じゅんきーです
今日は、稽古の休みの日。ですが・・・
「ミツコの肖像」の稽古が始まり、
目下、稽古がある日もない日も、その役作りや台本のことで頭がいっぱいです。
これから、ますます、頭の中は、「ミツコの肖像」のことばかりになっていくと思うので、
その前に、先日書いた「樹木医 その1」を完結させておこうと思います。
『樹木医』なる人となぜ出会うことになったのかは、6月17日の当ブログ「樹木医 その1」をごらん下さい。
という訳で、
長野の実家の梅もぎ決行の日(6月27日)に、樹木医さんにお願いして、
実家に来ていただきました。
私たちが、実家に着くと樹木医さんは、すでに到着していて「この木ですね」と言いながら、ニコニコ梅の木を見ていました。

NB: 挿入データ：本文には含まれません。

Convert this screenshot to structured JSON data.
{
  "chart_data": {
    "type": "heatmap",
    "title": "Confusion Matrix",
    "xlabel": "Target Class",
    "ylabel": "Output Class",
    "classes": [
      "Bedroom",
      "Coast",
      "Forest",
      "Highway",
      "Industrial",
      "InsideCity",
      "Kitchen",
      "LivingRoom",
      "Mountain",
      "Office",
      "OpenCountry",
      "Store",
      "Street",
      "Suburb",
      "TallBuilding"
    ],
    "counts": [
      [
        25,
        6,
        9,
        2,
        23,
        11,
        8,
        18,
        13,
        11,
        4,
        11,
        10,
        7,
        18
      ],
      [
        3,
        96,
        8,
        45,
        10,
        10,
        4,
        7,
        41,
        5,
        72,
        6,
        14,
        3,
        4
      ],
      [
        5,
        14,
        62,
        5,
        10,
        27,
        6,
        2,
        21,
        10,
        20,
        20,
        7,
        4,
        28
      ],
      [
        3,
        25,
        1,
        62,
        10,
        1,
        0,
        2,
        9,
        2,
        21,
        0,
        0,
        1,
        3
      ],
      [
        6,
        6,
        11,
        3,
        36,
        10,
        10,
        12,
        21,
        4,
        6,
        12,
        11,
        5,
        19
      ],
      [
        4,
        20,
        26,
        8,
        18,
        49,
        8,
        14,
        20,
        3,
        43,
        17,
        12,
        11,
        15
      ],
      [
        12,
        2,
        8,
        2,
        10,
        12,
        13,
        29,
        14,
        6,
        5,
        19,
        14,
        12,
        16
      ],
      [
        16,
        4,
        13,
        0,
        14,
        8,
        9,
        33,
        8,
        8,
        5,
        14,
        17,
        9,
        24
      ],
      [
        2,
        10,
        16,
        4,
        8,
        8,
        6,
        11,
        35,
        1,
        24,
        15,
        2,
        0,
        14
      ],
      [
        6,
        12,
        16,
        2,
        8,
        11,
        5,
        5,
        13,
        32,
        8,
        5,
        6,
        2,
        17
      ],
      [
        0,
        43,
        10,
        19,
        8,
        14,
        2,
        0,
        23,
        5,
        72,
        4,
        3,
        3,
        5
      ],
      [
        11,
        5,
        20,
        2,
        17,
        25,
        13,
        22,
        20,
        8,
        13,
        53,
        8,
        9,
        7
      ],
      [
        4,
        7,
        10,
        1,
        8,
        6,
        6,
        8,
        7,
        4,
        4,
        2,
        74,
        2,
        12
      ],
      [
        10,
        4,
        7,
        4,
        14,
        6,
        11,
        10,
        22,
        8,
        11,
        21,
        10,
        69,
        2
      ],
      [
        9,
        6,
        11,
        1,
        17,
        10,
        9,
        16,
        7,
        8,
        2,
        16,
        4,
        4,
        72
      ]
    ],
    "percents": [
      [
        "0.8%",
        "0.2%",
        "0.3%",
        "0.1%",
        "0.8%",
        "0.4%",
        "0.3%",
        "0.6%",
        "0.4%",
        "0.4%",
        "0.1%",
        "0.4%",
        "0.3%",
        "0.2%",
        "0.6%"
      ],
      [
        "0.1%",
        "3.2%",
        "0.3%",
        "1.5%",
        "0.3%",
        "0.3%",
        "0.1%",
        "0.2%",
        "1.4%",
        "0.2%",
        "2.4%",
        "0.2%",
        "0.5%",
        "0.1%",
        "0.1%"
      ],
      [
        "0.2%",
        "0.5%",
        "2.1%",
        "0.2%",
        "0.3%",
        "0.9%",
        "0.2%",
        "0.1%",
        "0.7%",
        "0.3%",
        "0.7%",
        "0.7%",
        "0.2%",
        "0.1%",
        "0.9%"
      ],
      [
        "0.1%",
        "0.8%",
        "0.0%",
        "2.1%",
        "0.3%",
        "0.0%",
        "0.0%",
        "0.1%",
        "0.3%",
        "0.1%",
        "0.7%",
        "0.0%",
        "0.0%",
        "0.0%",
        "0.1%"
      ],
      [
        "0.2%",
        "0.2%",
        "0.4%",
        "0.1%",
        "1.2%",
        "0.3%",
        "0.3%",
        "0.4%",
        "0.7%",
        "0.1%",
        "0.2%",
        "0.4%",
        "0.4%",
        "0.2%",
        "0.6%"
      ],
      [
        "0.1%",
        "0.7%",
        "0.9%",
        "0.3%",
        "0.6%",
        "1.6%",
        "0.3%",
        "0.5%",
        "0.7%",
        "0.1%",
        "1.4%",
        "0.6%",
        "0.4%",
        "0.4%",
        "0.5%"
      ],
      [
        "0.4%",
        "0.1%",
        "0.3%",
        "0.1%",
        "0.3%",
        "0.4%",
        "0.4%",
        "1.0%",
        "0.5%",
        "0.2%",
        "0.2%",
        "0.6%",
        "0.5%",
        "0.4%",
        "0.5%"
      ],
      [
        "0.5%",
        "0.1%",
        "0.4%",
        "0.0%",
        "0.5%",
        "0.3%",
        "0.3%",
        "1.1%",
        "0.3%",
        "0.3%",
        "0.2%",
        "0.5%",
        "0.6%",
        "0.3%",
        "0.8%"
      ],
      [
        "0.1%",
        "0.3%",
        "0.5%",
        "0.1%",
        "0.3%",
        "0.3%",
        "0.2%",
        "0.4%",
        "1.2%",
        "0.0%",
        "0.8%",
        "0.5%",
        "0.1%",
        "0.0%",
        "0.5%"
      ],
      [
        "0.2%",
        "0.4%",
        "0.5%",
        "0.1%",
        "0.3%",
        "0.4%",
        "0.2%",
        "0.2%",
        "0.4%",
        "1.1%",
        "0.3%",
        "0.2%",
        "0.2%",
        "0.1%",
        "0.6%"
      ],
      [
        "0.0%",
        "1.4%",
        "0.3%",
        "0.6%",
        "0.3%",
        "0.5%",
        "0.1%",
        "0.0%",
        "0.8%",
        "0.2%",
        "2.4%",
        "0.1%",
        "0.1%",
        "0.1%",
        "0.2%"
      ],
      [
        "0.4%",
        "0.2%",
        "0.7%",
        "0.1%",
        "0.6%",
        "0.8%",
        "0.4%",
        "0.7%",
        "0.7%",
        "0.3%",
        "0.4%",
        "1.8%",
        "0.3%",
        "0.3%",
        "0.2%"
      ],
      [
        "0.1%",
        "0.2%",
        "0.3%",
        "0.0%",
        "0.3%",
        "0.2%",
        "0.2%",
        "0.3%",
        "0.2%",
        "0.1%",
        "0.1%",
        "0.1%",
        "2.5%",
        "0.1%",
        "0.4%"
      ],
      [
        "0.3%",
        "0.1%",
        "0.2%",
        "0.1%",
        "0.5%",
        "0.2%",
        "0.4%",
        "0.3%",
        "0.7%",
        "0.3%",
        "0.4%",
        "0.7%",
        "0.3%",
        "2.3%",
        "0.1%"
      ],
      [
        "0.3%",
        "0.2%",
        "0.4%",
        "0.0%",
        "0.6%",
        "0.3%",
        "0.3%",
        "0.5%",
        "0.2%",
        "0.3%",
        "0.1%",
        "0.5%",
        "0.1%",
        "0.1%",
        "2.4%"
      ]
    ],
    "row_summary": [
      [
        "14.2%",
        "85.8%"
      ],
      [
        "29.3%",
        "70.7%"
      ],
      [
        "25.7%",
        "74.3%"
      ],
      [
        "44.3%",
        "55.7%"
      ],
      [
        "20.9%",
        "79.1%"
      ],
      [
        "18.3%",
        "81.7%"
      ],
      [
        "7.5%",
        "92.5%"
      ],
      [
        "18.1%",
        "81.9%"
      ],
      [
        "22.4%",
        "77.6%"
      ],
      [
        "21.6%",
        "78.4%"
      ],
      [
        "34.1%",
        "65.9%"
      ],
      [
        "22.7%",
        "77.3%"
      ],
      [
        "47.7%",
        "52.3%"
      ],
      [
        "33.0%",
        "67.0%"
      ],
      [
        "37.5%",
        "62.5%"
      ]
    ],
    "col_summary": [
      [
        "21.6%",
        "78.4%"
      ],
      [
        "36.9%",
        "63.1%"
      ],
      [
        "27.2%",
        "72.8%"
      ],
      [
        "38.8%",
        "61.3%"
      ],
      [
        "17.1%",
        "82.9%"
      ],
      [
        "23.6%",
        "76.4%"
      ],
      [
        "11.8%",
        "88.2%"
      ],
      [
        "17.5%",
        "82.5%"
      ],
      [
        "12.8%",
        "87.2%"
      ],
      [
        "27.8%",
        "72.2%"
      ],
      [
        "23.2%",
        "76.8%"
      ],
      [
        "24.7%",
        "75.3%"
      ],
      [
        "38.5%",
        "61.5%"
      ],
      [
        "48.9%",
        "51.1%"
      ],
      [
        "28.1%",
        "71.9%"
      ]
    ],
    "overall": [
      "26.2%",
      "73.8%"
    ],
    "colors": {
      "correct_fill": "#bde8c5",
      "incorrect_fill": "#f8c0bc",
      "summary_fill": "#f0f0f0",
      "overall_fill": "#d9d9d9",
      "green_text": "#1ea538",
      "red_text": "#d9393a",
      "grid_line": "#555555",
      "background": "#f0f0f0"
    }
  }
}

年の頃は50代? 植木屋さんのような恰好をしていて落ちついた方でした。
梅の木の幹の空洞(うろ)は、昨年よりちょっと大きくなっているように思え、なんと言われるのか、私は、ドキドキでした。
「ちょっと失礼」と言って、小型の木槌で幹をたたいて音を確認して、
薄くなって乾いた音のする部分は、強くたたいて、なんとバシバシと叩き割って、穴をどんどん大きくしていくではないですか・・・
穴の中にも、鉄の棒を入れてうろの中をかき回して、中のおがくずのようになっていた部分をバサバサと落とすと、何に巣くっていたアリとアリの幼虫と卵が、それと一緒にドサッと落ちてきて、アリたちは大騒ぎでした。
心配してみていると、樹木医さんが言うには、
「梅の木は、枝を切った時や何かの拍子に幹に傷がつくとそこから次第に腐っていき、幹の中に腐った部分ができて空洞(うろ)うろになることが多いです。この木も、下の枝を切った時にできた傷と幹がこすれてできた傷から腐っていったようです」
なんと、そんなことが起きていたとは・・・・
樹木医さんは続けます。
「しかし、腐ってうろになっているところを取り巻いて、幹が一段とかなり太くなり、根も非常に太くなって踏ん張って非常に硬くて強いです。だから、この木は健康です。うろの部分は、小さくなることはありませんが、健康な部分が支えているのでこの木は倒れません。うろの中の虫たちも、枯れた部分に住まわせてもらっているだけで、木に対して、直接的に悪さをしている訳ではなく、虫によってうろが広がる訳でもないです」
私は、ほっとしながら、これから何をしたら良いかをうかがうと、
「うろに防腐剤を塗ったこともありまたが、たびたび塗りなおさなければならないし、効果がさほどある訳ではないので、何もしなくて良いです。うろの中がよく乾くように、風通しが良いようにうろの口をふさがないようにしてください」
と言って、うろができているのとは反対側の幹の皮をたたいて、枯れて薄くなっていた部分を割って、穴をあけて、うろを貫通させました。
風通しをよくするためだそうです。
というわけで、
見た目ではうろの穴は一段と非常に大きくなり、幹の向こう側に貫通してしまい、
虫たちが出はいりしていますが、
梅の木の力を信じて、安心して放っておくことにしました。
失ったもの、悪くなったものを何とか元にもどそうとするのではなく、
今ある力を、今あるものを大切にしていくことが大切なんですね。
そう思ってみると、うろの空いた我が家の梅の木、ちょっと風情が出て貫禄のある木に見えてきました。
樹木医さんって、木の力を知っていて、それを最大限に生かそうとする人なんですね。
樹木医さんに診ていただいた後、
安心して、2階の屋根から梅の木に登り、梅もぎをして帰ってきました。
今年は、例年以上に良い梅がたくさん採れました。